KLIA Expressway, currently known as Madani Expressway (Lebuh Madani), E6 and Federal Route 26, is an expressway in Sepang, Selangor, Malaysia. It serves as the main access road to Kuala Lumpur International Airport (KLIA), as well as the nearby Sepang International Circuit and Bandar Enstek.

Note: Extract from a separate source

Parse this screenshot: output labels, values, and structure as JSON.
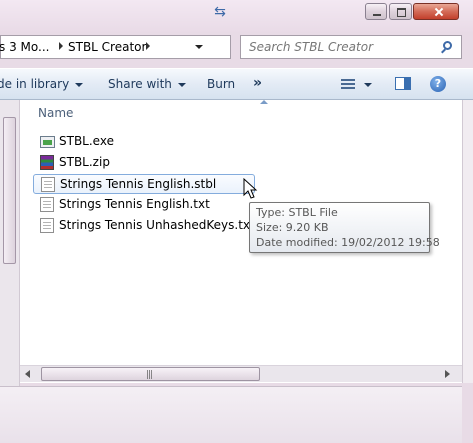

The total length of the expressway is 11.4 km. Starting from the Kilometre Zero or A Zero (A0) at KLIA Interchange of the North–South Expressway Central Link E6, the first 5.9 km of the expressway is maintained as part of the North–South Expressway Central Link E6 by PLUS Expressway Berhad. The remaining sections of expressway connecting to KLIA is numbered as Federal Route 26 and maintained by the Malaysian Public Works Department.

On August 5, 2025, the sections of Federal Route 26 maintained by the Malaysian Public Works Department were officially gazetted as the Madani Expressway.

== Features ==
- 6-lane carriageway
- 110 km/h speed limit on PLUS section
- Variable Message Signs (VMS)
- Emergency telephones
- Many billboards along this expressway
- 8 lanes of dual carriageway from KLIA airport boundary to KLIA Main Terminal Building

At most sections, the Federal Route 26 was built under the JKR R5 road standard, with a speed limit to 90 km/h.

There is one overlap: KLIA Interchange–KLIA airport boundary : E6 North–South Expressway Central Link.

There are no alternate routes or sections with motorcycle lanes.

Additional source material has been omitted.